Start conversations soon after something happens that upsets you, but after you’ve had a few minutes to cool down and talk calmly. You’ll be more likely to agree on recent facts, and you won’t let dissatisfactions build and worsen into resentment. Pursuing your larger goals doesn’t mean burying your feelings; it means communicating your most important feelings well.
To have a more productive conversation, start off on the right foot. Get the person’s attention first (“Can I talk to you?”). Cover one topic at a time and share small amounts of information at once (“I want to talk about tonight’s dinner”). Say exactly what you mean (“It’s been a long time since we cooked together, and I miss doing that. Would you help me make dinner tonight?”) rather than hinting at it (“You never do anything with me anymore”).

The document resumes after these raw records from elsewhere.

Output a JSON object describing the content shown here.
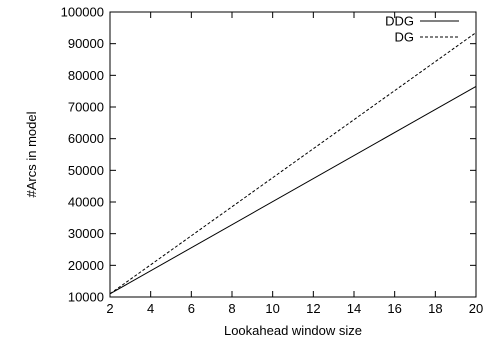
{
  "chart_data": {
    "type": "line",
    "title": "",
    "xlabel": "Lookahead window size",
    "ylabel": "#Arcs in model",
    "xlim": [
      2,
      20
    ],
    "ylim": [
      10000,
      100000
    ],
    "x_ticks": [
      2,
      4,
      6,
      8,
      10,
      12,
      14,
      16,
      18,
      20
    ],
    "x_tick_labels": [
      "2",
      "4",
      "6",
      "8",
      "10",
      "12",
      "14",
      "16",
      "18",
      "20"
    ],
    "y_ticks": [
      10000,
      20000,
      30000,
      40000,
      50000,
      60000,
      70000,
      80000,
      90000,
      100000
    ],
    "y_tick_labels": [
      "10000",
      "20000",
      "30000",
      "40000",
      "50000",
      "60000",
      "70000",
      "80000",
      "90000",
      "100000"
    ],
    "grid": false,
    "legend_position": "top-right",
    "series": [
      {
        "name": "DDG",
        "style": "solid",
        "color": "#000000",
        "x": [
          2,
          20
        ],
        "y": [
          11000,
          76500
        ]
      },
      {
        "name": "DG",
        "style": "dashed",
        "color": "#000000",
        "x": [
          2,
          20
        ],
        "y": [
          11000,
          93500
        ]
      }
    ]
  }
}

State the facts of the situation, because usually that’s an area in which you can agree (“These forms are due back to your school tomorrow, and you haven’t filled them out yet.”). Say exactly what action you’re requesting the person to take, and how you’d feel if they’d do that (“Please read and sign them before we have lunch. I’d feel relieved knowing they’re done, and we can enjoy the rest of the afternoon knowing you’re ready for school”).
Describing a positive outcome can be very motivating. For example, you could say that you’d appreciate their help taking the trash out, or that if they joined you for a walk you’d be happy to be spending time together. Ask the person for suggestions on how to improve the situation; if they help create the idea, they’re more likely to give it a try.